La traque

Joseph De Chateauvieux

Moi, j’allais, inconscient, le sac en bandoulière,

Le feutre sur ma tête en bouclier d’hiver,

Sur mon chemin. Les poètes ont droit de flâner,

Qui donc pourrait ainsi penser à me filer ?

La prudence est de mise lorsque l’on s’aventure,

Je m’arrêtais, ici et là, pour être sûr,

Scruter bancs et trottoir de la grande avenue

D’un air désabusé. Et puis je l’aperçu.

D’abord, ce n’était qu’une silhouette diaphane.

Elle tutoyait les murs d’une église romane,

Prompte et vive, insaisissable statue de glace,

Les yeux braqués sur moi, sur mes pas, sur ma trace.

Agile comme un chat sur sa grise gouttière,

Elle promenait le long de la rue des Saint Pères

Son ombre grandissante.
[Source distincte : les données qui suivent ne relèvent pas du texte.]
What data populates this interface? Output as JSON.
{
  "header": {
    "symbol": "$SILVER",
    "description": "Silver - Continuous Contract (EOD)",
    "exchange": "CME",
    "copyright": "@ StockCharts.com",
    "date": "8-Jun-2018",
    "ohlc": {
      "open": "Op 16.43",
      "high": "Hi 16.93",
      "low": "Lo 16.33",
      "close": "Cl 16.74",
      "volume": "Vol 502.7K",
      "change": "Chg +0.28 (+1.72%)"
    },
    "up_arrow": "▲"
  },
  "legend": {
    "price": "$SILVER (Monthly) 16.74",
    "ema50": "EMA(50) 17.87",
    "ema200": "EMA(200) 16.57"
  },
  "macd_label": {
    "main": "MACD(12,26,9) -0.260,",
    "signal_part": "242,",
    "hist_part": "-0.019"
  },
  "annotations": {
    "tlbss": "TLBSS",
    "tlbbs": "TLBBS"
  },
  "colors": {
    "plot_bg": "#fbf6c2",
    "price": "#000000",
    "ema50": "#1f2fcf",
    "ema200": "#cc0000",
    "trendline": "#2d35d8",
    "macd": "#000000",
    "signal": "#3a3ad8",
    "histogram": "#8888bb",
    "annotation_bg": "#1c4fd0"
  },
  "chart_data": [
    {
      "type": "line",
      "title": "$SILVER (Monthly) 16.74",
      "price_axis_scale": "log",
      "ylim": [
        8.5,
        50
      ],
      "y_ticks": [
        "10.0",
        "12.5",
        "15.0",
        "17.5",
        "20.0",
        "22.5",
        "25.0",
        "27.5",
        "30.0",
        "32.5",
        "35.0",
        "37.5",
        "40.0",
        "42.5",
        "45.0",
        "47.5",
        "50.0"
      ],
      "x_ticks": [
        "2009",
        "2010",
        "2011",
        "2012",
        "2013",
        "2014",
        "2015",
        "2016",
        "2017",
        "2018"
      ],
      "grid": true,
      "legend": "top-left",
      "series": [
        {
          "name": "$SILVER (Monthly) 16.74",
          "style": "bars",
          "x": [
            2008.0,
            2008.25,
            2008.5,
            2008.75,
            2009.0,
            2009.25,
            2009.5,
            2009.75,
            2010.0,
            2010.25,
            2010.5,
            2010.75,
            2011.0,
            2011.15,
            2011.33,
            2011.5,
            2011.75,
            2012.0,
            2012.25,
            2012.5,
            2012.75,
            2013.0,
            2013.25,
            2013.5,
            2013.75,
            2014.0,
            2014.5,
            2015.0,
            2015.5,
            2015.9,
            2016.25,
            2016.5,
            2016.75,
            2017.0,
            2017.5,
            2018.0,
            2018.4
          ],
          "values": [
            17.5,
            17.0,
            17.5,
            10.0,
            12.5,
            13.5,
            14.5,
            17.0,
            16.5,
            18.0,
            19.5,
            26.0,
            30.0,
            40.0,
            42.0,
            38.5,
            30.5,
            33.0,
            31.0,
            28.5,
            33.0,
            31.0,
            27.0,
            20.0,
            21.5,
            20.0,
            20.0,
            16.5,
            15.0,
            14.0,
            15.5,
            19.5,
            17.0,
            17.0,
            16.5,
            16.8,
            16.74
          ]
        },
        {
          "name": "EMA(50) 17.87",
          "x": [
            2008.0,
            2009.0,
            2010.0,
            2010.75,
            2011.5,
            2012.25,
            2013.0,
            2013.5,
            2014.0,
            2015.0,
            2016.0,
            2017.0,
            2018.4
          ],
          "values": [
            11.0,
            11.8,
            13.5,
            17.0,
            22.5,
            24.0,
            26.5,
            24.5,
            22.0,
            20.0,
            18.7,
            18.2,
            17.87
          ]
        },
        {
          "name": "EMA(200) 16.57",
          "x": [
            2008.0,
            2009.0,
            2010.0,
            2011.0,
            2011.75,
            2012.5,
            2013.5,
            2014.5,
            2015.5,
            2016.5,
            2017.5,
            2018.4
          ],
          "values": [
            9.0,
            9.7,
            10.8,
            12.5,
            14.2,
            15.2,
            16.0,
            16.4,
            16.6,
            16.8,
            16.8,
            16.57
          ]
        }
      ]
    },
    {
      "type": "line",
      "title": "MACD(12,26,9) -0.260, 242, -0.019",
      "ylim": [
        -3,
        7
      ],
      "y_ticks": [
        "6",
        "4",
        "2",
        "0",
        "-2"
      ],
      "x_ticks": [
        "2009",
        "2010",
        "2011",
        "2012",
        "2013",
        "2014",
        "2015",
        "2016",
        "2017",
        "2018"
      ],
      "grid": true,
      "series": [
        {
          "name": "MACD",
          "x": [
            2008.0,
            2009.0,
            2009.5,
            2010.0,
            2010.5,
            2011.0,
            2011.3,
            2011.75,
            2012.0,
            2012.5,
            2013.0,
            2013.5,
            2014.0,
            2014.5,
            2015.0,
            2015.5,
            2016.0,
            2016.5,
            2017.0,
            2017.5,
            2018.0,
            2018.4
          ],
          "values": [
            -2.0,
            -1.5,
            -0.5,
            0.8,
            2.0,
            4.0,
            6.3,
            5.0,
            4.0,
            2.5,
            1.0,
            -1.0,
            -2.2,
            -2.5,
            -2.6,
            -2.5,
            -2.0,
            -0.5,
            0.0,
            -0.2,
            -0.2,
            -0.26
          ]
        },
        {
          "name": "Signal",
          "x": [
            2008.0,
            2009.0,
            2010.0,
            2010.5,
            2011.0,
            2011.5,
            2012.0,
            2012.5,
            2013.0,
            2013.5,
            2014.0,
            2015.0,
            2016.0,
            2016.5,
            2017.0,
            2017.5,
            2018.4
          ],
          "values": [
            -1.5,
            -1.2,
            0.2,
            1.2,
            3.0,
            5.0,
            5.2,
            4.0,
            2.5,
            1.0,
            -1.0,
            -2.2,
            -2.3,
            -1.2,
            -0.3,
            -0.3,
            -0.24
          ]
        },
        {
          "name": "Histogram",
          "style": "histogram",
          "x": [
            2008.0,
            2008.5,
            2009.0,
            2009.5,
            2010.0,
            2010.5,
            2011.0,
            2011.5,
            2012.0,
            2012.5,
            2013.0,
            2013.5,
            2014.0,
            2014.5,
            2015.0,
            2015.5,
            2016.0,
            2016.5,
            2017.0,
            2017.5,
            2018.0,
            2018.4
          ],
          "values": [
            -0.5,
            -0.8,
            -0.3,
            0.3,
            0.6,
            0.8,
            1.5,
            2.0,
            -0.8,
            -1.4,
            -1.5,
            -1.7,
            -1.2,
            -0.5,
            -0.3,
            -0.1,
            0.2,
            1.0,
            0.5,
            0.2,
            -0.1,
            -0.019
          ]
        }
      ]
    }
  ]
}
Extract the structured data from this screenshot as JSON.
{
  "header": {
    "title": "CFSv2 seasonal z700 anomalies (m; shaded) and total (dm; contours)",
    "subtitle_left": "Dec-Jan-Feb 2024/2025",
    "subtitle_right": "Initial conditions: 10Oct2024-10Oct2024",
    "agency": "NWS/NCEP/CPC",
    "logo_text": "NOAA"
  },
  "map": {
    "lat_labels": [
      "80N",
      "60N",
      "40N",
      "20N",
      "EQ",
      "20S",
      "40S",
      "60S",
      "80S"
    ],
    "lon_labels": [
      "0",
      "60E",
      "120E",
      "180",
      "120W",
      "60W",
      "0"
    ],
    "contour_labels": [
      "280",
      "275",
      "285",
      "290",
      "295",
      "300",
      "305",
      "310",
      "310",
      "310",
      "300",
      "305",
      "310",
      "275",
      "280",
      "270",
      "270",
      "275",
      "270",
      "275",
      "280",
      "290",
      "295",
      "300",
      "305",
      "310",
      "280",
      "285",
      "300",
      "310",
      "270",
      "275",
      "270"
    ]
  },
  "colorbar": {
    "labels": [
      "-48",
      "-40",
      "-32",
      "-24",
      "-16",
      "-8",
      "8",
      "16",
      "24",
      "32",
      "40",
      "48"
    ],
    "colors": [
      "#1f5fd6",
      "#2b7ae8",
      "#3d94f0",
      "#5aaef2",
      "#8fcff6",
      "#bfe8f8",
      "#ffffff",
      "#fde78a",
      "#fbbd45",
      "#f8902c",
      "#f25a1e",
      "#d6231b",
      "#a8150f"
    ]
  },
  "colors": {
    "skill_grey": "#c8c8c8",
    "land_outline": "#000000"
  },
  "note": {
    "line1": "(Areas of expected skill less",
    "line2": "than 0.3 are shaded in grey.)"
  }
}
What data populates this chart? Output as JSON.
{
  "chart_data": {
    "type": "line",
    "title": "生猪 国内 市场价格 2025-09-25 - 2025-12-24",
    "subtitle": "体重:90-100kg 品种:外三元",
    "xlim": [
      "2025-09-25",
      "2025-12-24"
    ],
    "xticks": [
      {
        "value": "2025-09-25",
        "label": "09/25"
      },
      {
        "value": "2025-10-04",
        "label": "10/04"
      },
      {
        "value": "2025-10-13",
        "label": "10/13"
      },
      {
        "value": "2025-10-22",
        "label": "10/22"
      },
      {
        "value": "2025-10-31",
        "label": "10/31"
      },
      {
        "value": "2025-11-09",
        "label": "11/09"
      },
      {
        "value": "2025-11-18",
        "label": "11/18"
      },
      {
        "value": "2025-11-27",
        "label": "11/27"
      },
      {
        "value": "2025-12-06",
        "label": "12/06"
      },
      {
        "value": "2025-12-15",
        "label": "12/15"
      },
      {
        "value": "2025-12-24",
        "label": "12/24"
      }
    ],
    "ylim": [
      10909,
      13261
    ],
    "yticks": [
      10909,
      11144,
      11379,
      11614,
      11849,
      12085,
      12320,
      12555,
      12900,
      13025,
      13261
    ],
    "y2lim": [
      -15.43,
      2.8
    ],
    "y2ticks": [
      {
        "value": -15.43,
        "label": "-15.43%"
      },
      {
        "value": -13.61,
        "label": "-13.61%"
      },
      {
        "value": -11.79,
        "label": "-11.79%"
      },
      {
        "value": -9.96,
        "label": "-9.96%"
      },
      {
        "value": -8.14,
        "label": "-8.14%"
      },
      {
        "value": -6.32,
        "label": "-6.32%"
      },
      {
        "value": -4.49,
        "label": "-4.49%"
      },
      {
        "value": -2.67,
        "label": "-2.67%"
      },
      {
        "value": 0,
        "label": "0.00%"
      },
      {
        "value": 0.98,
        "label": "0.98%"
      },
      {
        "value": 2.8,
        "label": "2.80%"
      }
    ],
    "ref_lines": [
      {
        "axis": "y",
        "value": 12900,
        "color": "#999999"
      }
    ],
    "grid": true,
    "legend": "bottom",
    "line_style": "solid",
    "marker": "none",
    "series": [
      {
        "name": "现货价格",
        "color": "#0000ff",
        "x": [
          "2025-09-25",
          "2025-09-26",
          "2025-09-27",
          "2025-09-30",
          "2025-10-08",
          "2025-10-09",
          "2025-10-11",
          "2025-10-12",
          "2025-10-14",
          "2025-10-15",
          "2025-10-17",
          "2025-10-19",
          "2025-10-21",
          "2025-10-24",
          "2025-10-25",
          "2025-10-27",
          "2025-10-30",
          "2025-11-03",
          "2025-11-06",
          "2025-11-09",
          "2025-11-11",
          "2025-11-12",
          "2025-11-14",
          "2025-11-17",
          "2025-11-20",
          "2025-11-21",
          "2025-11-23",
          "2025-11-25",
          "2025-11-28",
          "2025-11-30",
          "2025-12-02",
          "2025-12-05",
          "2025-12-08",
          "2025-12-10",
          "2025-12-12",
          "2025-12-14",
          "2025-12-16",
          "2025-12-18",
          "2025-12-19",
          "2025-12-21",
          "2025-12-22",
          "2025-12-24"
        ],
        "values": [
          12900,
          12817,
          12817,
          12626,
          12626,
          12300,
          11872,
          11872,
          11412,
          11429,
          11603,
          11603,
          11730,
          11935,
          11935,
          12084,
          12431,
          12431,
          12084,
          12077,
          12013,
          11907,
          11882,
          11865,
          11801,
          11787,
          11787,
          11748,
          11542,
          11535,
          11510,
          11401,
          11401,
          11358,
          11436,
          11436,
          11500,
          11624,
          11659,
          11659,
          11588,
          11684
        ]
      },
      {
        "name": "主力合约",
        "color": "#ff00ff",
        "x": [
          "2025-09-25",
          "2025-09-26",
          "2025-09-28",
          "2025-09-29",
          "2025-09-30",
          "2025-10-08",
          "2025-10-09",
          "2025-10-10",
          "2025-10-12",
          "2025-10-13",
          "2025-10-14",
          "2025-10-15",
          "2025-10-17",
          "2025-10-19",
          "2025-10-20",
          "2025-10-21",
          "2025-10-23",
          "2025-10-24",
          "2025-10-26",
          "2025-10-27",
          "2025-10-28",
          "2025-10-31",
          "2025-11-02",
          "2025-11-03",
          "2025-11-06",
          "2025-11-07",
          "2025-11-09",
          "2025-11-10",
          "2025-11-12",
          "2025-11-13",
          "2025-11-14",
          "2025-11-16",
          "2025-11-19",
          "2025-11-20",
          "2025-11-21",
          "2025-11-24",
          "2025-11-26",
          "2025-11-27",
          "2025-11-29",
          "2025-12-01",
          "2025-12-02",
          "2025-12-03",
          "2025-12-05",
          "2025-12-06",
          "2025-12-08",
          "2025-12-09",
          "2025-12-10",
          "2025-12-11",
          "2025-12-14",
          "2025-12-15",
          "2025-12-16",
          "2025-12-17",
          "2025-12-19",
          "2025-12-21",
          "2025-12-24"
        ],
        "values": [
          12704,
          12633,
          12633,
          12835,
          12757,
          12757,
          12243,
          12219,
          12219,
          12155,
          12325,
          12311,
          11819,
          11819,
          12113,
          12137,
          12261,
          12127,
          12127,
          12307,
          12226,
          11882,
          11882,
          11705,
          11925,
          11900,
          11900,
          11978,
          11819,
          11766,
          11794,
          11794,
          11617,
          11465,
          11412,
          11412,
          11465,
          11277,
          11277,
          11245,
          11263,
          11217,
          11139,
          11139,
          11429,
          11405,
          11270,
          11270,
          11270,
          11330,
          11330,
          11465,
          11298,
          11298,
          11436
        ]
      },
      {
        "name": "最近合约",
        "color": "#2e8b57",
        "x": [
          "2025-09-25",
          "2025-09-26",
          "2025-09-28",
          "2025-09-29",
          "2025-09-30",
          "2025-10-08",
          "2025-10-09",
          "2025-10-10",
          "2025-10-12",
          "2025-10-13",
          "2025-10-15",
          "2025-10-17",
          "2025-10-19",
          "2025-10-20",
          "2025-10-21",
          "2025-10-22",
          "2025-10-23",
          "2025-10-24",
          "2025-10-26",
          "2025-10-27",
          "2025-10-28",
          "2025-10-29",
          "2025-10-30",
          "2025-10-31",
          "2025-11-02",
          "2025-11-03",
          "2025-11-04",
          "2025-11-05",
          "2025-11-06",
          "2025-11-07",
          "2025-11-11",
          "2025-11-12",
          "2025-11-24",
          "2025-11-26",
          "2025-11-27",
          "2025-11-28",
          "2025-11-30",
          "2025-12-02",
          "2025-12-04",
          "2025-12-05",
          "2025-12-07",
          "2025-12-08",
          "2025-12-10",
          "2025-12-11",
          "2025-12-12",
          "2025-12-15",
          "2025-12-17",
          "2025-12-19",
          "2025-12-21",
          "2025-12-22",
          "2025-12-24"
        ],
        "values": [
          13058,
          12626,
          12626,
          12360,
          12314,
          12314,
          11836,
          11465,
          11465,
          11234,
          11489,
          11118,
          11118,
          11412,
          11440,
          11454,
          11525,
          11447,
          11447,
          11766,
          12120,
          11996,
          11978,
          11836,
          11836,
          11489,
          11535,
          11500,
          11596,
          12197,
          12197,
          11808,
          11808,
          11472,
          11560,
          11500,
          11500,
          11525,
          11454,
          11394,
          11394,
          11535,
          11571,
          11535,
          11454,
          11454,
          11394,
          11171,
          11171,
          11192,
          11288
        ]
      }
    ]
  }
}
Nul son ne trahissait

Dans la sourde cité son audacieux ballet.

Tout à coup, au détour d’une épaisse vitrine,

Je fus saisi de peur par sa forme féline,

Qui attendait la faille, terrée, prête à bondi,

Si près que sur mon crane je pouvais sentir

La chaleur de son souffle, vapeur d’une fournaise,

Et l’effroyable ardeur de son regard de braises.

Comme une écume noire percée de milles feux

Brulants, le soir montait, lentement. Poussiéreux

Pavés droits, vous qui fidèlement bordez la Seine,

Ralliez-vous à moi et repoussez la hyène.  

Tout est allé très vite. Sans demander mon reste

J’ai pris la fuite, laissant ça et là une veste

Ou un gant qui me gênait. Chaque carrefour

Voyait mincir l’espoir qu’elle succombe à mes tours.

Oui elle se rapprochait, inexorablement,

Et tout le pathétique de mon corps sonnant

A la retraite sublimait ma cavalcade.

Elle aiguisait ses lames pour porter l’estocade.

Chasseur, je connaissais le râle de la proie

A l’agonie. Me voilà chassé, aux abois.

C’est l’hallali qui tonne du haut clocher de bois.

A droite, et puis à gauche. L’impasse. Fait comme un rat.